A majority of Federal Reserve policymakers now feel they will need to keep ​U.S. short-term borrowing costs on hold all year, projections ⁠due out on Wednesday are expected to show, with a small number seen penciling in a rate hike to stop a spike in inflation from getting entrenched in the economy. The anticipated adjustments to the Fed's so-called ‌dot plot would mark a hawkish shift from where Fed officials were just three months ago. They also present a particularly sticky communications challenge for new Fed Chairman Kevin Warsh, as stronger-than-expected job gains in recent months and inflation on the rise since the start of the Iran war ​have shifted the focus of arguments at the policy-setting table from whether to cut to the possibility of a hike.

President Donald Trump picked Warsh to replace Jerome Powell with the explicit expectation his new Fed chief would lower interest rates. Warsh has offered a couple of ​rationales ​for cutting rates, including what he sees as AI's disinflationary impact, but he has also said he has made no promises and told lawmakers at his confirmation hearing that he does not believe in giving any guidance at all.

Indeed, the biggest question about the Fed's June projections is what Warsh himself will write down — if, indeed, he will write anything at all.

"It could be that Chair Warsh simply decides not to participate as a ⁠means of signaling how little regard he has for this exercise," Regions Bank Chief Economist Richard Moody wrote last week.

TD Securities economists expect Warsh to omit his own dot as "a more deliberate way of minimizing any hawkish message that might stem from the June dot plot."

Other analysts expect Warsh to participate, but to launch a review of Fed communications that could spell the eventual end of the dot plot, published quarterly since 2012 and generally regarded as a useful indication of where the Fed's 19 policymakers see interest rates going.

"We expect Warsh will submit his own projections," argued JPMorgan Chief U.S. Economist Michael Feroli. "To not do so would look like a spiteful dissent against his own committee."
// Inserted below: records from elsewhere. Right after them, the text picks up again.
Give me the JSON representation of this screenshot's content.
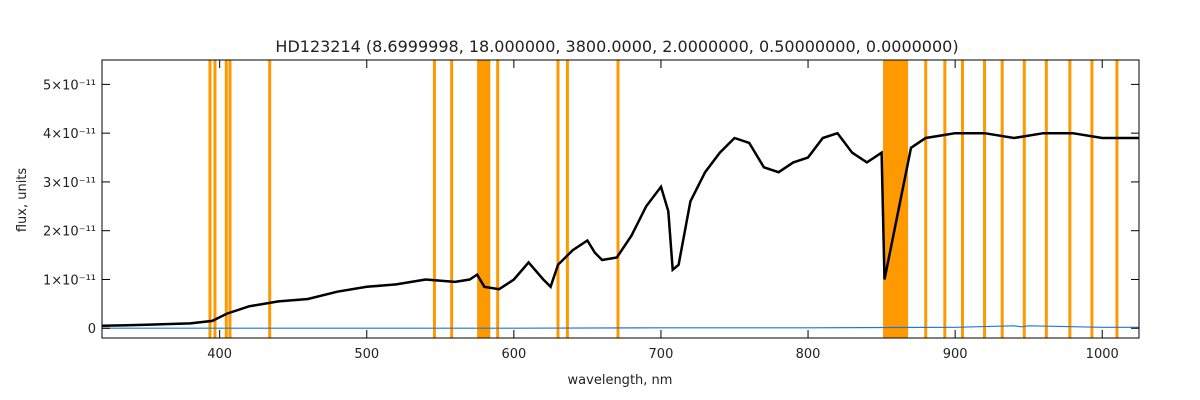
{
  "chart_data": {
    "type": "line",
    "title": "HD123214   (8.6999998, 18.000000, 3800.0000, 2.0000000, 0.50000000, 0.0000000)",
    "xlabel": "wavelength, nm",
    "ylabel": "flux, units",
    "xlim": [
      320,
      1025
    ],
    "ylim": [
      -2e-12,
      5.5e-11
    ],
    "x_ticks": [
      400,
      500,
      600,
      700,
      800,
      900,
      1000
    ],
    "y_ticks": [
      {
        "value": 0,
        "label": "0"
      },
      {
        "value": 1e-11,
        "label": "1×10⁻¹¹"
      },
      {
        "value": 2e-11,
        "label": "2×10⁻¹¹"
      },
      {
        "value": 3e-11,
        "label": "3×10⁻¹¹"
      },
      {
        "value": 4e-11,
        "label": "4×10⁻¹¹"
      },
      {
        "value": 5e-11,
        "label": "5×10⁻¹¹"
      }
    ],
    "colors": {
      "flux": "#000000",
      "error": "#1f77d4",
      "mask": "#ff9900"
    },
    "series": [
      {
        "key": "flux",
        "x": [
          320,
          350,
          380,
          395,
          405,
          420,
          440,
          460,
          480,
          500,
          520,
          540,
          560,
          570,
          575,
          580,
          590,
          600,
          610,
          620,
          625,
          630,
          640,
          650,
          655,
          660,
          670,
          680,
          690,
          700,
          705,
          708,
          712,
          720,
          730,
          740,
          750,
          760,
          770,
          780,
          790,
          800,
          810,
          820,
          830,
          840,
          850,
          852,
          870,
          880,
          890,
          900,
          920,
          940,
          960,
          980,
          1000,
          1025
        ],
        "y": [
          5e-13,
          7e-13,
          1e-12,
          1.5e-12,
          3e-12,
          4.5e-12,
          5.5e-12,
          6e-12,
          7.5e-12,
          8.5e-12,
          9e-12,
          1e-11,
          9.5e-12,
          1e-11,
          1.1e-11,
          8.5e-12,
          8e-12,
          1e-11,
          1.35e-11,
          1e-11,
          8.5e-12,
          1.3e-11,
          1.6e-11,
          1.8e-11,
          1.55e-11,
          1.4e-11,
          1.45e-11,
          1.9e-11,
          2.5e-11,
          2.9e-11,
          2.4e-11,
          1.2e-11,
          1.3e-11,
          2.6e-11,
          3.2e-11,
          3.6e-11,
          3.9e-11,
          3.8e-11,
          3.3e-11,
          3.2e-11,
          3.4e-11,
          3.5e-11,
          3.9e-11,
          4e-11,
          3.6e-11,
          3.4e-11,
          3.6e-11,
          1e-11,
          3.7e-11,
          3.9e-11,
          3.95e-11,
          4e-11,
          4e-11,
          3.9e-11,
          4e-11,
          4e-11,
          3.9e-11,
          3.9e-11
        ]
      },
      {
        "key": "error",
        "x": [
          320,
          400,
          500,
          600,
          700,
          800,
          900,
          940,
          945,
          950,
          1000,
          1025
        ],
        "y": [
          0,
          0,
          0,
          0,
          1e-13,
          1e-13,
          2e-13,
          5e-13,
          3e-13,
          5e-13,
          2e-13,
          2e-13
        ]
      }
    ],
    "masked_lines_nm": [
      393.4,
      396.8,
      404.5,
      407.0,
      434.0,
      546.0,
      557.7,
      589.0,
      630.0,
      636.4,
      670.8,
      880.0,
      893.0,
      905.0,
      920.0,
      932.0,
      947.0,
      962.0,
      978.0,
      993.0,
      1010.0
    ],
    "masked_bands_nm": [
      [
        575,
        584
      ],
      [
        851,
        868
      ]
    ]
  }
}
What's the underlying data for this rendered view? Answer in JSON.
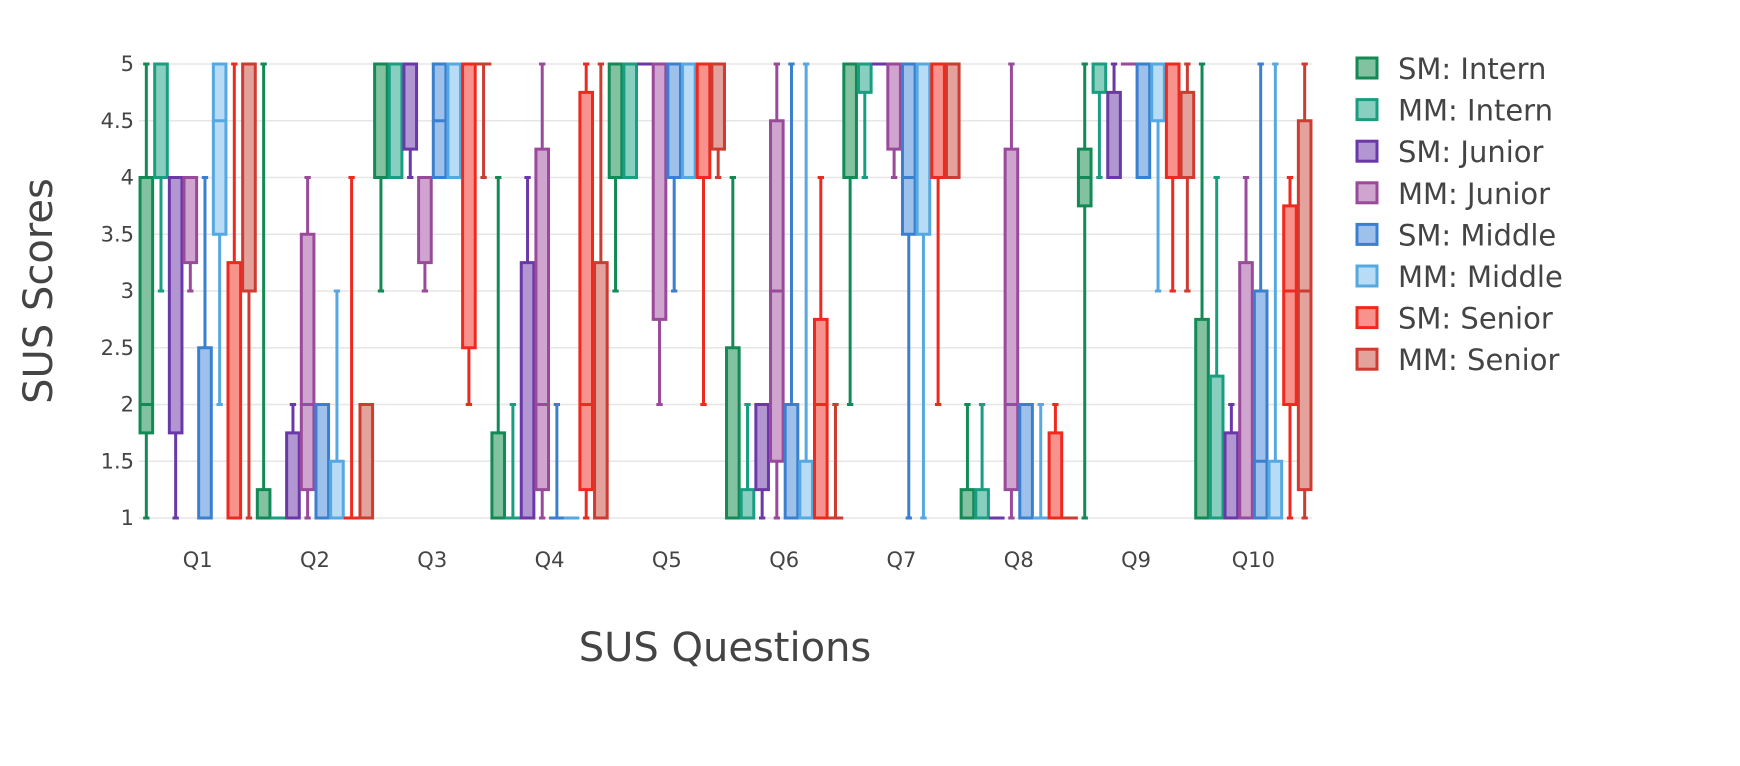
{
  "chart_data": {
    "type": "box",
    "title": "",
    "xlabel": "SUS Questions",
    "ylabel": "SUS Scores",
    "ylim": [
      1,
      5
    ],
    "yticks": [
      1,
      1.5,
      2,
      2.5,
      3,
      3.5,
      4,
      4.5,
      5
    ],
    "ytick_labels": [
      "1",
      "1.5",
      "2",
      "2.5",
      "3",
      "3.5",
      "4",
      "4.5",
      "5"
    ],
    "categories": [
      "Q1",
      "Q2",
      "Q3",
      "Q4",
      "Q5",
      "Q6",
      "Q7",
      "Q8",
      "Q9",
      "Q10"
    ],
    "grid": true,
    "legend_position": "right",
    "series": [
      {
        "name": "SM: Intern",
        "line": "#138a55",
        "fill": "#83c2a0",
        "boxes": [
          {
            "min": 1,
            "q1": 1.75,
            "median": 2,
            "q3": 4,
            "max": 5
          },
          {
            "min": 1,
            "q1": 1,
            "median": 1,
            "q3": 1.25,
            "max": 5
          },
          {
            "min": 3,
            "q1": 4,
            "median": 4,
            "q3": 5,
            "max": 5
          },
          {
            "min": 1,
            "q1": 1,
            "median": 1,
            "q3": 1.75,
            "max": 4
          },
          {
            "min": 3,
            "q1": 4,
            "median": 5,
            "q3": 5,
            "max": 5
          },
          {
            "min": 1,
            "q1": 1,
            "median": 1,
            "q3": 2.5,
            "max": 4
          },
          {
            "min": 2,
            "q1": 4,
            "median": 4,
            "q3": 5,
            "max": 5
          },
          {
            "min": 1,
            "q1": 1,
            "median": 1,
            "q3": 1.25,
            "max": 2
          },
          {
            "min": 1,
            "q1": 3.75,
            "median": 4,
            "q3": 4.25,
            "max": 5
          },
          {
            "min": 1,
            "q1": 1,
            "median": 1,
            "q3": 2.75,
            "max": 5
          }
        ]
      },
      {
        "name": "MM: Intern",
        "line": "#1a9e82",
        "fill": "#88cfbf",
        "boxes": [
          {
            "min": 3,
            "q1": 4,
            "median": 4,
            "q3": 5,
            "max": 5
          },
          {
            "min": 1,
            "q1": 1,
            "median": 1,
            "q3": 1,
            "max": 1
          },
          {
            "min": 4,
            "q1": 4,
            "median": 5,
            "q3": 5,
            "max": 5
          },
          {
            "min": 1,
            "q1": 1,
            "median": 1,
            "q3": 1,
            "max": 2
          },
          {
            "min": 4,
            "q1": 4,
            "median": 5,
            "q3": 5,
            "max": 5
          },
          {
            "min": 1,
            "q1": 1,
            "median": 1,
            "q3": 1.25,
            "max": 2
          },
          {
            "min": 4,
            "q1": 4.75,
            "median": 5,
            "q3": 5,
            "max": 5
          },
          {
            "min": 1,
            "q1": 1,
            "median": 1,
            "q3": 1.25,
            "max": 2
          },
          {
            "min": 4,
            "q1": 4.75,
            "median": 5,
            "q3": 5,
            "max": 5
          },
          {
            "min": 1,
            "q1": 1,
            "median": 1,
            "q3": 2.25,
            "max": 4
          }
        ]
      },
      {
        "name": "SM: Junior",
        "line": "#6a38a8",
        "fill": "#b196d1",
        "boxes": [
          {
            "min": 1,
            "q1": 1.75,
            "median": 4,
            "q3": 4,
            "max": 4
          },
          {
            "min": 1,
            "q1": 1,
            "median": 1,
            "q3": 1.75,
            "max": 2
          },
          {
            "min": 4,
            "q1": 4.25,
            "median": 5,
            "q3": 5,
            "max": 5
          },
          {
            "min": 1,
            "q1": 1,
            "median": 1,
            "q3": 3.25,
            "max": 4
          },
          {
            "min": 5,
            "q1": 5,
            "median": 5,
            "q3": 5,
            "max": 5
          },
          {
            "min": 1,
            "q1": 1.25,
            "median": 2,
            "q3": 2,
            "max": 2
          },
          {
            "min": 5,
            "q1": 5,
            "median": 5,
            "q3": 5,
            "max": 5
          },
          {
            "min": 1,
            "q1": 1,
            "median": 1,
            "q3": 1,
            "max": 1
          },
          {
            "min": 4,
            "q1": 4,
            "median": 4,
            "q3": 4.75,
            "max": 5
          },
          {
            "min": 1,
            "q1": 1,
            "median": 1,
            "q3": 1.75,
            "max": 2
          }
        ]
      },
      {
        "name": "MM: Junior",
        "line": "#9a4a9a",
        "fill": "#cfa4cf",
        "boxes": [
          {
            "min": 3,
            "q1": 3.25,
            "median": 4,
            "q3": 4,
            "max": 4
          },
          {
            "min": 1,
            "q1": 1.25,
            "median": 2,
            "q3": 3.5,
            "max": 4
          },
          {
            "min": 3,
            "q1": 3.25,
            "median": 4,
            "q3": 4,
            "max": 4
          },
          {
            "min": 1,
            "q1": 1.25,
            "median": 2,
            "q3": 4.25,
            "max": 5
          },
          {
            "min": 2,
            "q1": 2.75,
            "median": 5,
            "q3": 5,
            "max": 5
          },
          {
            "min": 1,
            "q1": 1.5,
            "median": 3,
            "q3": 4.5,
            "max": 5
          },
          {
            "min": 4,
            "q1": 4.25,
            "median": 5,
            "q3": 5,
            "max": 5
          },
          {
            "min": 1,
            "q1": 1.25,
            "median": 2,
            "q3": 4.25,
            "max": 5
          },
          {
            "min": 5,
            "q1": 5,
            "median": 5,
            "q3": 5,
            "max": 5
          },
          {
            "min": 1,
            "q1": 1,
            "median": 1,
            "q3": 3.25,
            "max": 4
          }
        ]
      },
      {
        "name": "SM: Middle",
        "line": "#3a7fd0",
        "fill": "#9ec1ec",
        "boxes": [
          {
            "min": 1,
            "q1": 1,
            "median": 1,
            "q3": 2.5,
            "max": 4
          },
          {
            "min": 1,
            "q1": 1,
            "median": 2,
            "q3": 2,
            "max": 2
          },
          {
            "min": 4,
            "q1": 4,
            "median": 4.5,
            "q3": 5,
            "max": 5
          },
          {
            "min": 1,
            "q1": 1,
            "median": 1,
            "q3": 1,
            "max": 2
          },
          {
            "min": 3,
            "q1": 4,
            "median": 5,
            "q3": 5,
            "max": 5
          },
          {
            "min": 1,
            "q1": 1,
            "median": 1,
            "q3": 2,
            "max": 5
          },
          {
            "min": 1,
            "q1": 3.5,
            "median": 4,
            "q3": 5,
            "max": 5
          },
          {
            "min": 1,
            "q1": 1,
            "median": 2,
            "q3": 2,
            "max": 2
          },
          {
            "min": 4,
            "q1": 4,
            "median": 5,
            "q3": 5,
            "max": 5
          },
          {
            "min": 1,
            "q1": 1,
            "median": 1.5,
            "q3": 3,
            "max": 5
          }
        ]
      },
      {
        "name": "MM: Middle",
        "line": "#55a8e0",
        "fill": "#b8dcf5",
        "boxes": [
          {
            "min": 2,
            "q1": 3.5,
            "median": 4.5,
            "q3": 5,
            "max": 5
          },
          {
            "min": 1,
            "q1": 1,
            "median": 1,
            "q3": 1.5,
            "max": 3
          },
          {
            "min": 4,
            "q1": 4,
            "median": 5,
            "q3": 5,
            "max": 5
          },
          {
            "min": 1,
            "q1": 1,
            "median": 1,
            "q3": 1,
            "max": 1
          },
          {
            "min": 4,
            "q1": 4,
            "median": 5,
            "q3": 5,
            "max": 5
          },
          {
            "min": 1,
            "q1": 1,
            "median": 1,
            "q3": 1.5,
            "max": 5
          },
          {
            "min": 1,
            "q1": 3.5,
            "median": 5,
            "q3": 5,
            "max": 5
          },
          {
            "min": 1,
            "q1": 1,
            "median": 1,
            "q3": 1,
            "max": 2
          },
          {
            "min": 3,
            "q1": 4.5,
            "median": 5,
            "q3": 5,
            "max": 5
          },
          {
            "min": 1,
            "q1": 1,
            "median": 1,
            "q3": 1.5,
            "max": 5
          }
        ]
      },
      {
        "name": "SM: Senior",
        "line": "#f0291e",
        "fill": "#f7938c",
        "boxes": [
          {
            "min": 1,
            "q1": 1,
            "median": 1,
            "q3": 3.25,
            "max": 5
          },
          {
            "min": 1,
            "q1": 1,
            "median": 1,
            "q3": 1,
            "max": 4
          },
          {
            "min": 2,
            "q1": 2.5,
            "median": 5,
            "q3": 5,
            "max": 5
          },
          {
            "min": 1,
            "q1": 1.25,
            "median": 2,
            "q3": 4.75,
            "max": 5
          },
          {
            "min": 2,
            "q1": 4,
            "median": 5,
            "q3": 5,
            "max": 5
          },
          {
            "min": 1,
            "q1": 1,
            "median": 2,
            "q3": 2.75,
            "max": 4
          },
          {
            "min": 2,
            "q1": 4,
            "median": 5,
            "q3": 5,
            "max": 5
          },
          {
            "min": 1,
            "q1": 1,
            "median": 1,
            "q3": 1.75,
            "max": 2
          },
          {
            "min": 3,
            "q1": 4,
            "median": 5,
            "q3": 5,
            "max": 5
          },
          {
            "min": 1,
            "q1": 2,
            "median": 3,
            "q3": 3.75,
            "max": 4
          }
        ]
      },
      {
        "name": "MM: Senior",
        "line": "#cc3c30",
        "fill": "#e3a29c",
        "boxes": [
          {
            "min": 1,
            "q1": 3,
            "median": 5,
            "q3": 5,
            "max": 5
          },
          {
            "min": 1,
            "q1": 1,
            "median": 1,
            "q3": 2,
            "max": 2
          },
          {
            "min": 4,
            "q1": 5,
            "median": 5,
            "q3": 5,
            "max": 5
          },
          {
            "min": 1,
            "q1": 1,
            "median": 1,
            "q3": 3.25,
            "max": 5
          },
          {
            "min": 4,
            "q1": 4.25,
            "median": 5,
            "q3": 5,
            "max": 5
          },
          {
            "min": 1,
            "q1": 1,
            "median": 1,
            "q3": 1,
            "max": 2
          },
          {
            "min": 4,
            "q1": 4,
            "median": 5,
            "q3": 5,
            "max": 5
          },
          {
            "min": 1,
            "q1": 1,
            "median": 1,
            "q3": 1,
            "max": 1
          },
          {
            "min": 3,
            "q1": 4,
            "median": 4,
            "q3": 4.75,
            "max": 5
          },
          {
            "min": 1,
            "q1": 1.25,
            "median": 3,
            "q3": 4.5,
            "max": 5
          }
        ]
      }
    ]
  }
}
It could be that Warsh, in the job for just ​three weeks, simply pleads he needs more time ‌to settle in before participating ⁠in the forecasts. Also, submitting a dot could raise ⁠another risk for him: It might reveal he is not nearly as dovish as Trump would want. Stephen Miran, in his brief run as a Fed governor appointed by Trump last summer, consistently submitted rate projections that were the lowest — by his ​own admission — among all policymakers. With Miran now departed to make room for Warsh on the Fed board, his low forecast will be gone from the plot, and any absence of a ‌comparably low dot in its place would out Warsh as more hawkish.

'WALK A VERY FINE LINE'

In March, most U.S. central bankers thought they would probably ⁠end up cutting rates by the end of the year, either because inflation was receding, the labor market was weakening, or both. Only one policymaker had written down a rate hike, and that was for 2027, not 2026.

On Wednesday, central bankers are expected to leave the policy rate in the 3.50%-3.75% range and to change their post-meeting statement so that it no longer suggests the Fed's next move, when it comes, will be a rate cut. An upward drift in rate-path projections in the dot plot would underscore the committee's new openness to a rate hike, even if most still do not expect it.

"We think the debate within the FOMC is now about whether a long policy hold would suffice to stabilize inflation, or instead raising rates would be necessary," BNP Paribas economists wrote last week.

The Fed will also publish projections for the labor market and inflation that may reflect greater policymaker optimism on jobs and pessimism about prices than they signaled in March, views that would offer some rationale for what's expected to be a changed dot plot.

JPMorgan's Feroli, for instance, predicts Fed policymakers will replace their March forecast for a year-end unemployment rate of 4.4% with a forecast of 4.3%, matching the actual unemployment rate for the past three months. He figures they will also write down year-end core PCE inflation at 2.9%, while other economists expect the figure to top 3%. Either way, it would be up from the 2.7% ‌they expected as of March for this key measure of underlying inflation pressures, though lower than the year-on-year rate of 3.4% that economists now expect ⁠a government report will show for May.

In his run as Fed leader, Powell regularly noted that economic forecasts often prove way off the mark, and ​the Fed's "dots" are neither predictions nor promises. Analysts expect Warsh to emphasize that same view in his post-meeting news conference, even if he tries in other ways to put distance between himself and his predecessor, who continues to serve as a governor. Meanwhile economists polled by Reuters also believe the Fed will likely hold its policy rate steady this year, but just as within the Fed there are a range of views. Economists at PGIM, for instance, say the Fed will need to raise rates three times this year to bring inflation ​under control.

Those at Citibank, noting ‌that oil prices have dropped on recent progress toward ending the Iran war, expect three rate cuts to shore up what they believe will be a weakening labor market.

"Rookie Fed Chair ⁠Warsh and Co will have to walk a very fine line," wrote Evercore ISI's Krishna ​Guha. "Too hawkish, and bets on rate hikes will cascade, sending the equity market lower. Too dovish, and longer-term yields and break-evens will rise, also impacting stocks."